Adapted from Jim Conrad's
Naturalist Newsletter of April 28, 2007
issued from Sierra Gorda Biosphere Reserve,
QUERÉTARO, MÉXICO

SPLASH OF THE
GREEN KINGFISHER

Right before Marciel and Ernesto came along, I'd been rather abstractedly communing with the pond ecosystem, and more than once just a few feet away I'd heard a small splash as if someone had tossed a pebble into the water. When I'd looked in that direction, however, what I'd seen had been a little Green Kingfisher the size of a Hairy Woodpecker flying away. You can see a Green Kingfisher at http://www.worldbirdingcenter.org/bird_info/green_kingfisher.phtml.
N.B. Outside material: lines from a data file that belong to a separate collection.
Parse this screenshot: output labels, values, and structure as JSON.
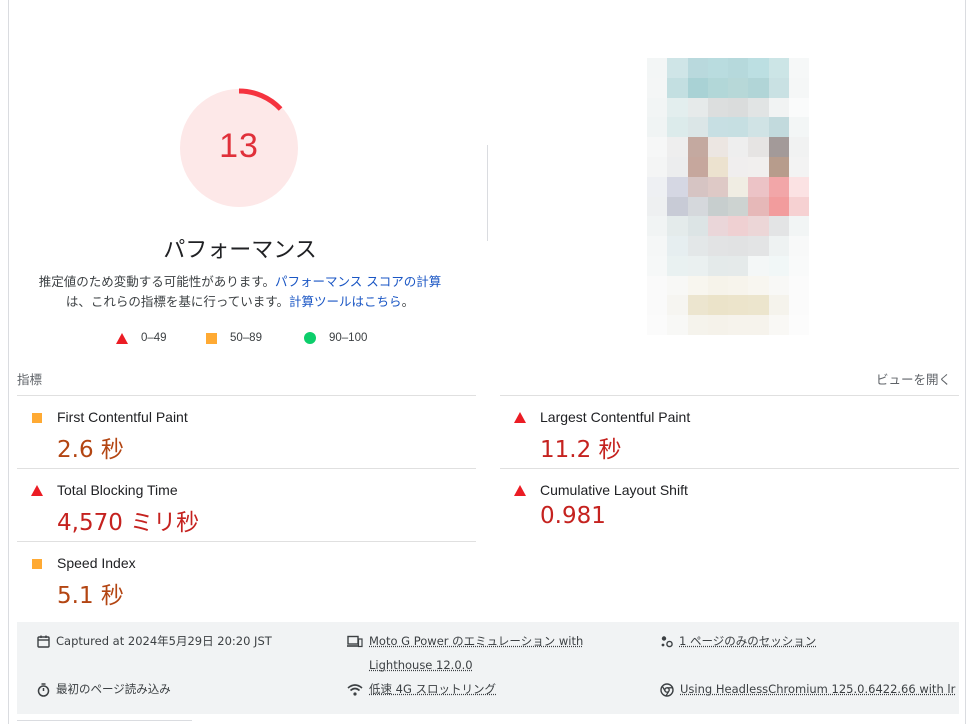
{
  "score": {
    "value": "13",
    "fraction": 0.13,
    "color": "#e0303a",
    "bg": "#fde8e8"
  },
  "category_title": "パフォーマンス",
  "description": {
    "line1_text": "推定値のため変動する可能性があります。",
    "line1_link": "パフォーマンス スコアの計算",
    "line2_text": "は、これらの指標を基に行っています。",
    "line2_link": "計算ツールはこちら",
    "line2_end": "。"
  },
  "legend": {
    "fail": "0–49",
    "average": "50–89",
    "pass": "90–100"
  },
  "metrics_header": {
    "label": "指標",
    "open_view": "ビューを開く"
  },
  "metrics": [
    {
      "name": "First Contentful Paint",
      "value": "2.6 秒",
      "rating": "average"
    },
    {
      "name": "Largest Contentful Paint",
      "value": "11.2 秒",
      "rating": "fail"
    },
    {
      "name": "Total Blocking Time",
      "value": "4,570 ミリ秒",
      "rating": "fail"
    },
    {
      "name": "Cumulative Layout Shift",
      "value": "0.981",
      "rating": "fail"
    },
    {
      "name": "Speed Index",
      "value": "5.1 秒",
      "rating": "average"
    }
  ],
  "runtime": {
    "captured": "Captured at 2024年5月29日 20:20 JST",
    "device": "Moto G Power のエミュレーション with",
    "device_line2": "Lighthouse 12.0.0",
    "session": "1 ページのみのセッション",
    "load": "最初のページ読み込み",
    "throttling": "低速 4G スロットリング",
    "browser": "Using HeadlessChromium 125.0.6422.66 with lr"
  },
  "colors": {
    "fail": "#eb1c24",
    "average": "#ffaa33",
    "pass": "#0cce6b",
    "link": "#1a56c4"
  },
  "icons": [
    "calendar-icon",
    "devices-icon",
    "session-icon",
    "timer-icon",
    "network-icon",
    "chrome-icon"
  ]
}
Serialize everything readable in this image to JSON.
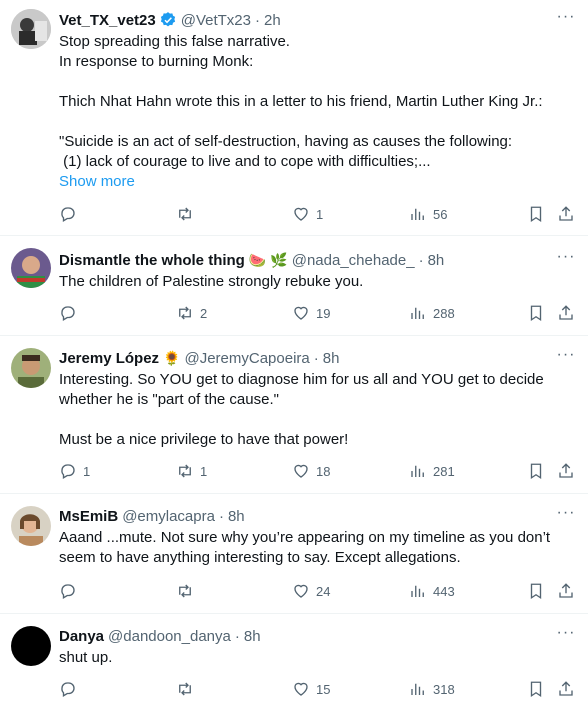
{
  "tweets": [
    {
      "name": "Vet_TX_vet23",
      "handle": "@VetTx23",
      "time": "2h",
      "lines": [
        "Stop spreading this false narrative.",
        "In response to burning Monk:",
        "",
        "Thich Nhat Hahn wrote this in a letter to his friend, Martin Luther King Jr.:",
        "",
        "\"Suicide is an act of self-destruction, having as causes the following:",
        " (1) lack of courage to live and to cope with difficulties;..."
      ],
      "show_more": "Show more",
      "replies": "",
      "retweets": "",
      "likes": "1",
      "views": "56"
    },
    {
      "name": "Dismantle the whole thing",
      "handle": "@nada_chehade_",
      "time": "8h",
      "lines": [
        "The children of Palestine strongly rebuke you."
      ],
      "replies": "",
      "retweets": "2",
      "likes": "19",
      "views": "288"
    },
    {
      "name": "Jeremy López",
      "handle": "@JeremyCapoeira",
      "time": "8h",
      "lines": [
        "Interesting. So YOU get to diagnose him for us all and YOU get to decide",
        "whether he is \"part of the cause.\"",
        "",
        "Must be a nice privilege to have that power!"
      ],
      "replies": "1",
      "retweets": "1",
      "likes": "18",
      "views": "281"
    },
    {
      "name": "MsEmiB",
      "handle": "@emylacapra",
      "time": "8h",
      "lines": [
        "Aaand ...mute. Not sure why you’re appearing on my timeline as you don’t",
        "seem to have anything interesting to say. Except allegations."
      ],
      "replies": "",
      "retweets": "",
      "likes": "24",
      "views": "443"
    },
    {
      "name": "Danya",
      "handle": "@dandoon_danya",
      "time": "8h",
      "lines": [
        "shut up."
      ],
      "replies": "",
      "retweets": "",
      "likes": "15",
      "views": "318"
    }
  ],
  "separator": "·",
  "colors": {
    "accent": "#1d9bf0",
    "text": "#0f1419",
    "muted": "#536471",
    "border": "#eff3f4"
  }
}
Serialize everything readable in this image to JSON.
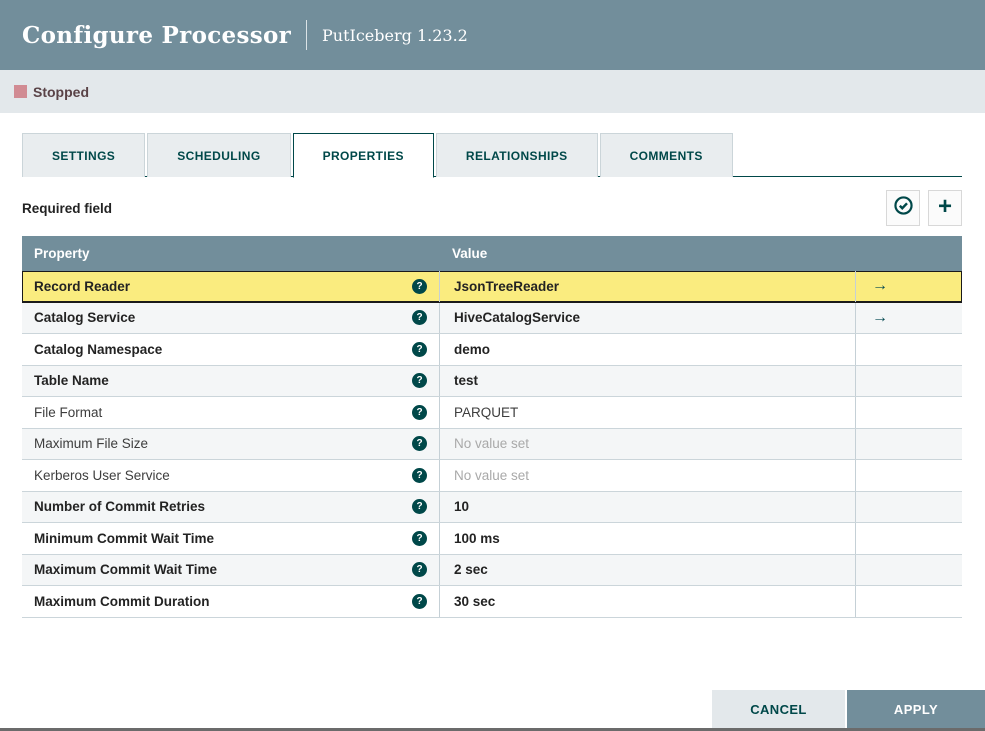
{
  "header": {
    "title": "Configure Processor",
    "subtitle": "PutIceberg 1.23.2"
  },
  "status": {
    "label": "Stopped"
  },
  "tabs": [
    {
      "label": "SETTINGS",
      "active": false
    },
    {
      "label": "SCHEDULING",
      "active": false
    },
    {
      "label": "PROPERTIES",
      "active": true
    },
    {
      "label": "RELATIONSHIPS",
      "active": false
    },
    {
      "label": "COMMENTS",
      "active": false
    }
  ],
  "toolbar": {
    "required_field_label": "Required field",
    "verify_icon": "verify-properties-icon",
    "add_icon": "add-property-icon"
  },
  "table": {
    "columns": [
      "Property",
      "Value"
    ],
    "help_glyph": "?",
    "go_to_glyph": "→",
    "rows": [
      {
        "property": "Record Reader",
        "value": "JsonTreeReader",
        "bold": true,
        "unset": false,
        "selected": true,
        "go_to": true
      },
      {
        "property": "Catalog Service",
        "value": "HiveCatalogService",
        "bold": true,
        "unset": false,
        "selected": false,
        "go_to": true
      },
      {
        "property": "Catalog Namespace",
        "value": "demo",
        "bold": true,
        "unset": false,
        "selected": false,
        "go_to": false
      },
      {
        "property": "Table Name",
        "value": "test",
        "bold": true,
        "unset": false,
        "selected": false,
        "go_to": false
      },
      {
        "property": "File Format",
        "value": "PARQUET",
        "bold": false,
        "unset": false,
        "selected": false,
        "go_to": false
      },
      {
        "property": "Maximum File Size",
        "value": "No value set",
        "bold": false,
        "unset": true,
        "selected": false,
        "go_to": false
      },
      {
        "property": "Kerberos User Service",
        "value": "No value set",
        "bold": false,
        "unset": true,
        "selected": false,
        "go_to": false
      },
      {
        "property": "Number of Commit Retries",
        "value": "10",
        "bold": true,
        "unset": false,
        "selected": false,
        "go_to": false
      },
      {
        "property": "Minimum Commit Wait Time",
        "value": "100 ms",
        "bold": true,
        "unset": false,
        "selected": false,
        "go_to": false
      },
      {
        "property": "Maximum Commit Wait Time",
        "value": "2 sec",
        "bold": true,
        "unset": false,
        "selected": false,
        "go_to": false
      },
      {
        "property": "Maximum Commit Duration",
        "value": "30 sec",
        "bold": true,
        "unset": false,
        "selected": false,
        "go_to": false
      }
    ]
  },
  "footer": {
    "cancel_label": "CANCEL",
    "apply_label": "APPLY"
  },
  "colors": {
    "accent_teal": "#004849",
    "header_slate": "#728E9B",
    "status_bar_bg": "#E3E8EB",
    "stopped_square": "#D18B93",
    "selected_row_yellow": "#FAEC7F",
    "alt_row": "#F4F6F7"
  }
}
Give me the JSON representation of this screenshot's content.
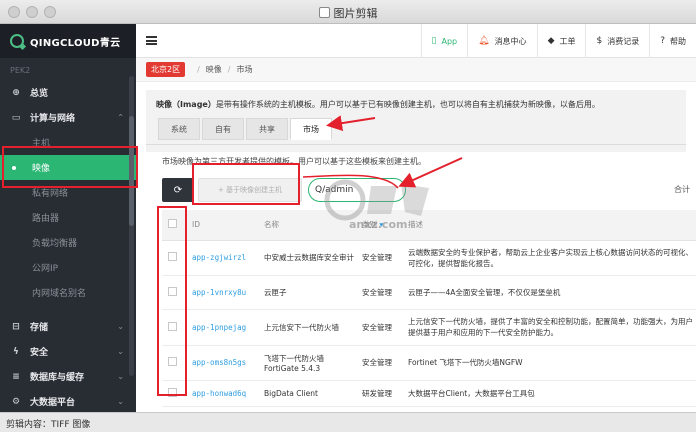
{
  "window": {
    "title": "图片剪辑"
  },
  "status_bar": {
    "text": "剪辑内容：TIFF 图像"
  },
  "sidebar": {
    "logo": "QINGCLOUD青云",
    "region": "PEK2",
    "items": [
      {
        "label": "总览",
        "icon": "dashboard-icon",
        "glyph": "⊕"
      },
      {
        "label": "计算与网络",
        "icon": "monitor-icon",
        "glyph": "▭",
        "chevron": "⌃"
      },
      {
        "label": "主机"
      },
      {
        "label": "映像"
      },
      {
        "label": "私有网络"
      },
      {
        "label": "路由器"
      },
      {
        "label": "负载均衡器"
      },
      {
        "label": "公网IP"
      },
      {
        "label": "内网域名别名"
      },
      {
        "label": "存储",
        "icon": "storage-icon",
        "glyph": "⊟",
        "chevron": "⌄"
      },
      {
        "label": "安全",
        "icon": "lightning-icon",
        "glyph": "ϟ",
        "chevron": "⌄"
      },
      {
        "label": "数据库与缓存",
        "icon": "database-icon",
        "glyph": "≡",
        "chevron": "⌄"
      },
      {
        "label": "大数据平台",
        "icon": "gear-icon",
        "glyph": "⚙",
        "chevron": "⌄"
      }
    ]
  },
  "header": {
    "app": "App",
    "messages": "消息中心",
    "tickets": "工单",
    "billing": "消费记录",
    "help": "帮助"
  },
  "breadcrumb": {
    "region": "北京2区",
    "section": "映像",
    "page": "市场"
  },
  "intro": {
    "bold": "映像（Image）",
    "text": "是带有操作系统的主机模板。用户可以基于已有映像创建主机，也可以将自有主机捕获为新映像，以备后用。"
  },
  "tabs": [
    "系统",
    "自有",
    "共享",
    "市场"
  ],
  "market_desc": "市场映像为第三方开发者提供的模板。用户可以基于这些模板来创建主机。",
  "toolbar": {
    "refresh_glyph": "⟳",
    "create_label": "+ 基于映像创建主机",
    "search_value": "Q/admin",
    "total_label": "合计"
  },
  "table": {
    "columns": [
      "ID",
      "名称",
      "类别",
      "描述"
    ],
    "rows": [
      {
        "id": "app-zgjwirzl",
        "name": "中安威士云数据库安全审计",
        "category": "安全管理",
        "desc": "云端数据安全的专业保护者，帮助云上企业客户实现云上核心数据访问状态的可视化、可控化，提供智能化报告。"
      },
      {
        "id": "app-1vnrxy8u",
        "name": "云匣子",
        "category": "安全管理",
        "desc": "云匣子——4A全面安全管理，不仅仅是堡垒机"
      },
      {
        "id": "app-1pnpejag",
        "name": "上元信安下一代防火墙",
        "category": "安全管理",
        "desc": "上元信安下一代防火墙，提供了丰富的安全和控制功能，配置简单，功能强大，为用户提供基于用户和应用的下一代安全防护能力。"
      },
      {
        "id": "app-oms8n5gs",
        "name": "飞塔下一代防火墙 FortiGate 5.4.3",
        "category": "安全管理",
        "desc": "Fortinet 飞塔下一代防火墙NGFW"
      },
      {
        "id": "app-honwad6q",
        "name": "BigData Client",
        "category": "研发管理",
        "desc": "大数据平台Client，大数据平台工具包"
      }
    ]
  },
  "watermark": {
    "text": "anxz.com"
  },
  "colors": {
    "accent": "#2bb673",
    "annotation_red": "#e3202c",
    "sidebar_bg": "#282c33",
    "link": "#2f9ee0"
  }
}
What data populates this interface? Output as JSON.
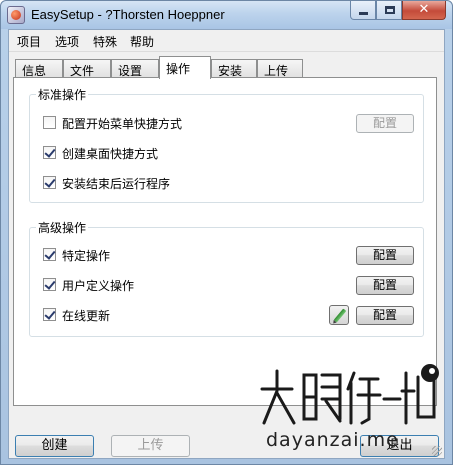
{
  "window": {
    "title": "EasySetup  - ?Thorsten Hoeppner",
    "minimize_icon": "minimize-icon",
    "maximize_icon": "maximize-icon",
    "close_icon": "close-icon",
    "close_glyph": "✕"
  },
  "menu": {
    "items": [
      {
        "label": "项目"
      },
      {
        "label": "选项"
      },
      {
        "label": "特殊"
      },
      {
        "label": "帮助"
      }
    ]
  },
  "tabs": [
    {
      "label": "信息"
    },
    {
      "label": "文件"
    },
    {
      "label": "设置"
    },
    {
      "label": "操作",
      "active": true
    },
    {
      "label": "安装"
    },
    {
      "label": "上传"
    }
  ],
  "standard_group": {
    "title": "标准操作",
    "options": [
      {
        "label": "配置开始菜单快捷方式",
        "checked": false,
        "button": "配置",
        "button_enabled": false
      },
      {
        "label": "创建桌面快捷方式",
        "checked": true
      },
      {
        "label": "安装结束后运行程序",
        "checked": true
      }
    ]
  },
  "advanced_group": {
    "title": "高级操作",
    "options": [
      {
        "label": "特定操作",
        "checked": true,
        "button": "配置"
      },
      {
        "label": "用户定义操作",
        "checked": true,
        "button": "配置"
      },
      {
        "label": "在线更新",
        "checked": true,
        "button": "配置",
        "extra_icon": "pencil-icon"
      }
    ]
  },
  "bottom_buttons": {
    "create": "创建",
    "upload": "上传",
    "exit": "退出"
  },
  "watermark": {
    "chars": "大眼仔-旭",
    "site": "dayanzai.me"
  }
}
Green Kingfishers are a little more than half the size of North America's Belted Kingfisher. Anyone used to the Belted's spectacular splatterings when diving for fish will be struck by the Green's much more modest little ker-plunk. It's clear that the physics of a small bird diving into water differs a lot from that for a big one. It's as if water becomes thicker for smaller birds, and therefore harder to penetrate. If you extrapolate the concept on downward you come to insects walking atop water.

Green Kingfishers are by no means Mexico's smallest kingfisher species. The Green is ±7.5 inches long but the Pygmy of southern Mexico and the Yucatan is only ±5.5 inches (20 & 13 cm, respectively). At Río Lagartos occasionally I saw Pygmys in the mangroves. Mexico is home to five kingfisher species, and one, the Ringed, is noticeably larger than the Belted common in much of North America. Our Green Kingfisher occurs from southern Texas all through Mexico and Central America to northern Chile and Argentina. Along the Amazon's steamy banks the Green Kingfisher is hard to miss.

Actually, relative to the rest of the world, the Kingfisher Family is poorly represented in the Americas, which hosts only six species. The part of the world richest in kingfishers is the Australasian Region, followed by Africa and Asia. Not all kingfishers dive into water for fish. At http://animaldiversity.ummz.umich.edu/site/accounts/information/Alcedinidae.html I read that "About 44 species live in closed-canopy forests (primary and secondary), 17 species in wooded savannas, and 31 species in aquatic habitats including seashores, mangrove swamps, lakes, rivers and streams. One species lives in desert scrub."

There's a lot of life-history information about kingfishers at the above address, too.